IVF Transfer Due Date Calculator
Enter your embryo transfer date and embryo age at transfer to estimate your due date, equivalent LMP, and current gestational age.
Tip: Most IVF calculators use the formula Due Date = Transfer Date + (266 − Embryo Age in Days).
How this due date calculator for IVF transfer works
A standard pregnancy due date is often calculated from the last menstrual period (LMP), but IVF pregnancies are different because the conception timeline is known much more precisely. With IVF, clinicians know the transfer date and the embryo age at transfer. That makes dating more direct and often more accurate.
This due date calculator ivf transfer uses a clinically common approach:
- Day 3 transfer: add 263 days to transfer date
- Day 5 transfer: add 261 days to transfer date
- Day 6 transfer: add 260 days to transfer date
These values come from the conception-based pregnancy length of 266 days, adjusted by embryo age when transferred.

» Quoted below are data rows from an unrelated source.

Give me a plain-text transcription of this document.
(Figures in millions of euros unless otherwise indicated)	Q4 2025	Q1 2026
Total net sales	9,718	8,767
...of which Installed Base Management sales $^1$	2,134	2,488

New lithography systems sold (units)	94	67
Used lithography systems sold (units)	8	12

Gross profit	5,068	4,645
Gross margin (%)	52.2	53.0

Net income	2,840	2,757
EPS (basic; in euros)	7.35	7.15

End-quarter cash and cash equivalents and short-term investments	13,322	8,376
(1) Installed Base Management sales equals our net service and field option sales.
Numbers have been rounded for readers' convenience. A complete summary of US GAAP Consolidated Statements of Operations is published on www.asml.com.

Why IVF due dates are calculated differently
In spontaneous pregnancies, ovulation and fertilization dates are estimates. In IVF cycles, treatment milestones are tracked carefully, including egg retrieval, fertilization, embryo development, and transfer. Because that timeline is documented, IVF due date estimates avoid some of the uncertainty seen with LMP-only calculations.
Even so, due dates remain estimates. Many healthy pregnancies deliver before or after the estimated date.
Quick reference table
| Transfer Type | Embryo Age at Transfer | Days to Add for Estimated Due Date |
|---|---|---|
| Cleavage stage transfer | 3 days | 263 days |
| Blastocyst transfer | 5 days | 261 days |
| Late blastocyst transfer | 6 days | 260 days |
What your results mean
Estimated Due Date (EDD)
This is the target 40-week date used for pregnancy planning, prenatal milestones, and appointment scheduling.
Equivalent LMP Date
Many medical systems still anchor pregnancy charts to LMP-style dating. The calculator provides an LMP-equivalent date so your records and week-by-week pregnancy tracking align with common prenatal workflows.
Current Gestational Age
Gestational age is expressed in weeks and days and is used for test timing, ultrasound interpretation, and growth expectations.
Important notes for frozen embryo transfer (FET) vs fresh transfer
Whether your cycle is fresh or frozen usually does not change the core due date math. The key inputs remain:
- Transfer date
- Embryo age in days at transfer
Some clinics may document pregnancy dating with internal protocols, but the estimated due date generally follows the same framework.
Frequently asked questions
Is IVF due date calculation exact?
It is typically more precise than LMP-only estimates, but still not exact. Birth can naturally occur across a range of dates.
Can ultrasound change my due date after IVF?
Sometimes. While IVF dating is strong, your provider may adjust timing if early ultrasound measurements suggest a clinically meaningful difference.
Does embryo grading affect due date?
No. Embryo quality grading may relate to implantation potential, but due date calculation is based on transfer date and embryo age.
What if I transferred two embryos?
Due date calculation is still based on transfer date and embryo age. Twin pregnancies may deliver earlier, but the initial estimated due date method is unchanged.
When to call your clinic
Contact your fertility clinic or obstetric provider immediately for urgent symptoms such as heavy bleeding, severe pelvic pain, dizziness, fainting, fever, or worsening one-sided abdominal pain. A calculator is helpful for planning, but it does not replace medical care.
Bottom line
A due date calculator for IVF transfer gives a practical, evidence-based estimate by using known treatment timing. Enter your transfer date and embryo age, then use the result to map prenatal visits, testing windows, and pregnancy milestones with confidence.